O que os cadáveres ensinam
O Everest já foi palco de mais de 330 mortes conhecidas desde que as escaladas começaram, e especialistas estimam que pelo menos 200 corpos ainda permaneçam na montanha, muitos deles visíveis ao longo da trilha.

Sleeping Beauty
Além de Green Boots, há outros casos que marcaram a história, como o de Francys Arsentiev, conhecida como “Sleeping Beauty” , cujo corpo permaneceu por anos congelado e exposto perto do cume.
Para Karina, esses corpos servem como lembrete brutal da realidade:
“Os cadáveres, os acidentes e as mortes nas montanhas acima de oito mil metros são apenas lembretes dos riscos naturais do esporte. Não é algo a ser glamourizado. É um alerta permanente”.
Rosier complementa:
“As montanhas sempre serão lugares sagrados. Elas nos ensinam a viver com intensidade e responsabilidade.
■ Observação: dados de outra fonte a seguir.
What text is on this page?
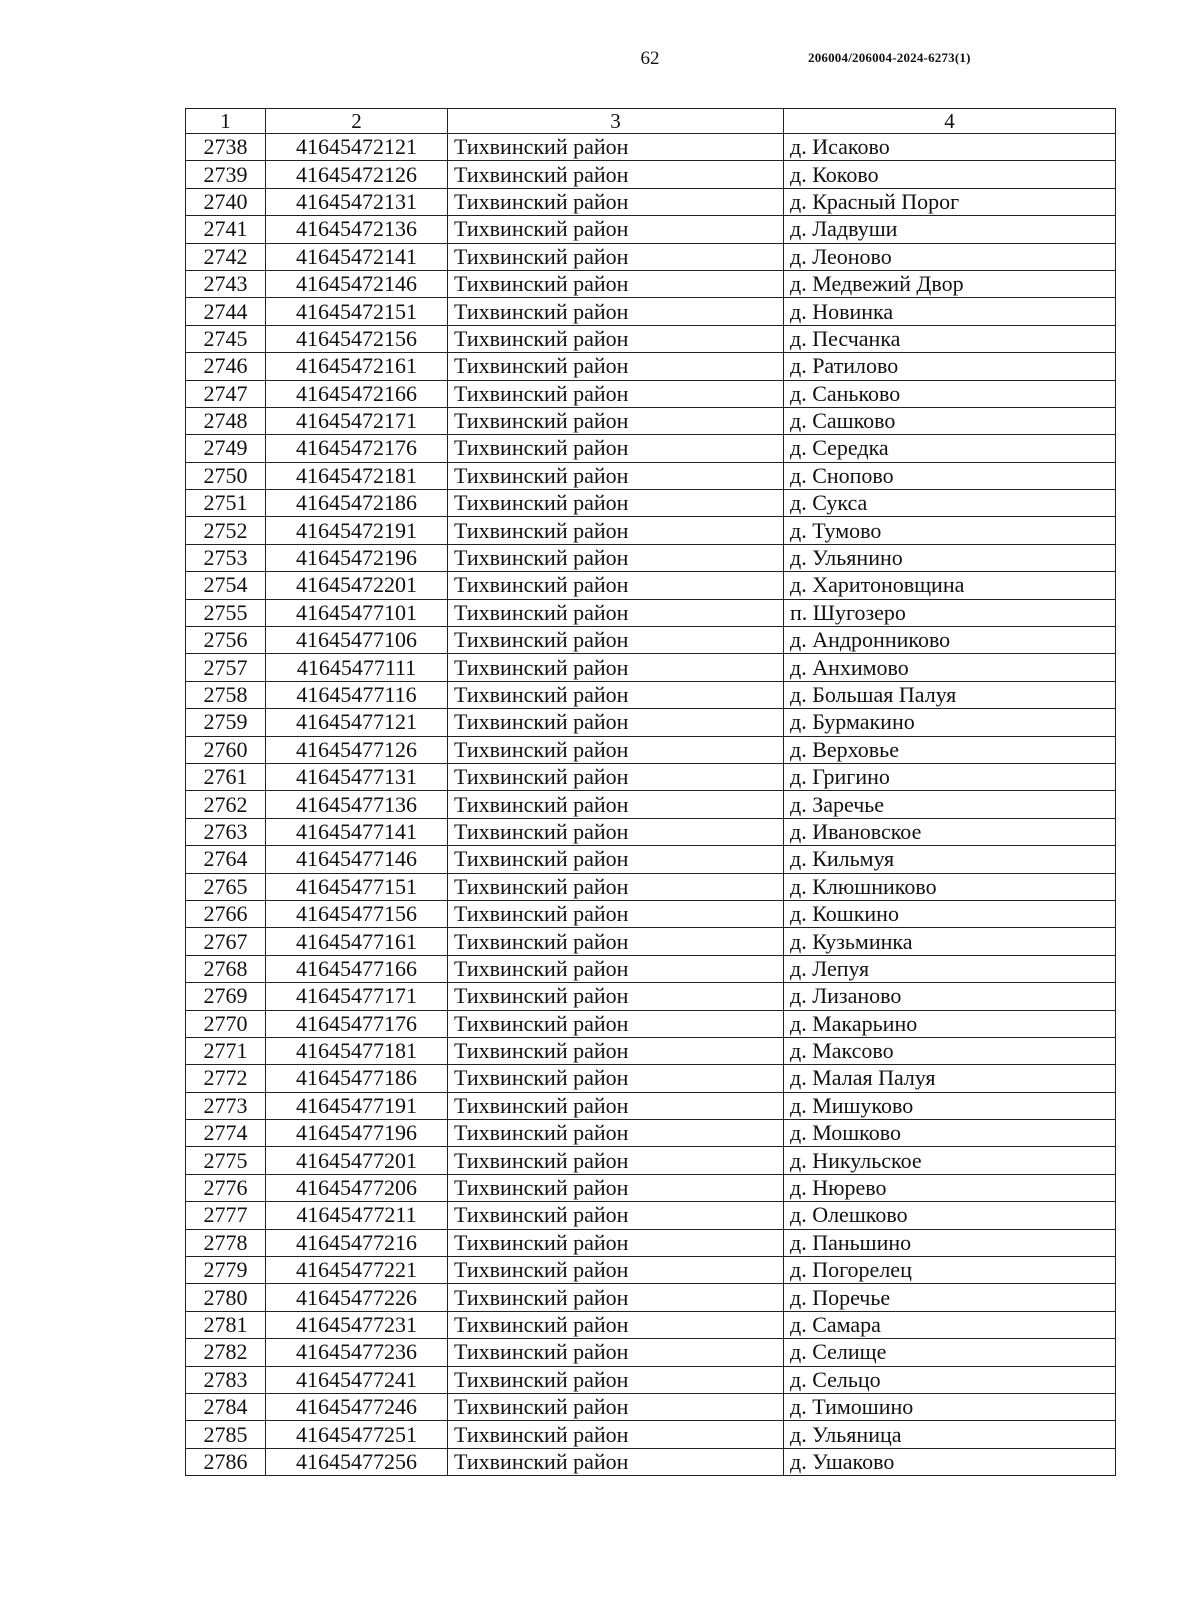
62	206004/206004-2024-6273(1)
1	2	3	4
2738	41645472121	Тихвинский район	д. Исаково
2739	41645472126	Тихвинский район	д. Коково
2740	41645472131	Тихвинский район	д. Красный Порог
2741	41645472136	Тихвинский район	д. Ладвуши
2742	41645472141	Тихвинский район	д. Леоново
2743	41645472146	Тихвинский район	д. Медвежий Двор
2744	41645472151	Тихвинский район	д. Новинка
2745	41645472156	Тихвинский район	д. Песчанка
2746	41645472161	Тихвинский район	д. Ратилово
2747	41645472166	Тихвинский район	д. Саньково
2748	41645472171	Тихвинский район	д. Сашково
2749	41645472176	Тихвинский район	д. Середка
2750	41645472181	Тихвинский район	д. Снопово
2751	41645472186	Тихвинский район	д. Сукса
2752	41645472191	Тихвинский район	д. Тумово
2753	41645472196	Тихвинский район	д. Ульянино
2754	41645472201	Тихвинский район	д. Харитоновщина
2755	41645477101	Тихвинский район	п. Шугозеро
2756	41645477106	Тихвинский район	д. Андронниково
2757	41645477111	Тихвинский район	д. Анхимово
2758	41645477116	Тихвинский район	д. Большая Палуя
2759	41645477121	Тихвинский район	д. Бурмакино
2760	41645477126	Тихвинский район	д. Верховье
2761	41645477131	Тихвинский район	д. Григино
2762	41645477136	Тихвинский район	д. Заречье
2763	41645477141	Тихвинский район	д. Ивановское
2764	41645477146	Тихвинский район	д. Кильмуя
2765	41645477151	Тихвинский район	д. Клюшниково
2766	41645477156	Тихвинский район	д. Кошкино
2767	41645477161	Тихвинский район	д. Кузьминка
2768	41645477166	Тихвинский район	д. Лепуя
2769	41645477171	Тихвинский район	д. Лизаново
2770	41645477176	Тихвинский район	д. Макарьино
2771	41645477181	Тихвинский район	д. Максово
2772	41645477186	Тихвинский район	д. Малая Палуя
2773	41645477191	Тихвинский район	д. Мишуково
2774	41645477196	Тихвинский район	д. Мошково
2775	41645477201	Тихвинский район	д. Никульское
2776	41645477206	Тихвинский район	д. Нюрево
2777	41645477211	Тихвинский район	д. Олешково
2778	41645477216	Тихвинский район	д. Паньшино
2779	41645477221	Тихвинский район	д. Погорелец
2780	41645477226	Тихвинский район	д. Поречье
2781	41645477231	Тихвинский район	д. Самара
2782	41645477236	Тихвинский район	д. Селище
2783	41645477241	Тихвинский район	д. Сельцо
2784	41645477246	Тихвинский район	д. Тимошино
2785	41645477251	Тихвинский район	д. Ульяница
2786	41645477256	Тихвинский район	д. Ушаково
A morte faz parte do cenário, mas o sonho de subir precisa ser tratado com muito respeito — tanto à montanha quanto à vida”.
O corpo de Green Boots, ainda que sem nome confirmado e sem história completa, segue como um lembrete silencioso dos riscos e da fragilidade humana. Uma presença imóvel entre o céu e o abismo, testemunha de que, no Everest, a linha entre conquista e fim é tênue como o oxigênio rarefeito que se respira a 8.800 metros de altura.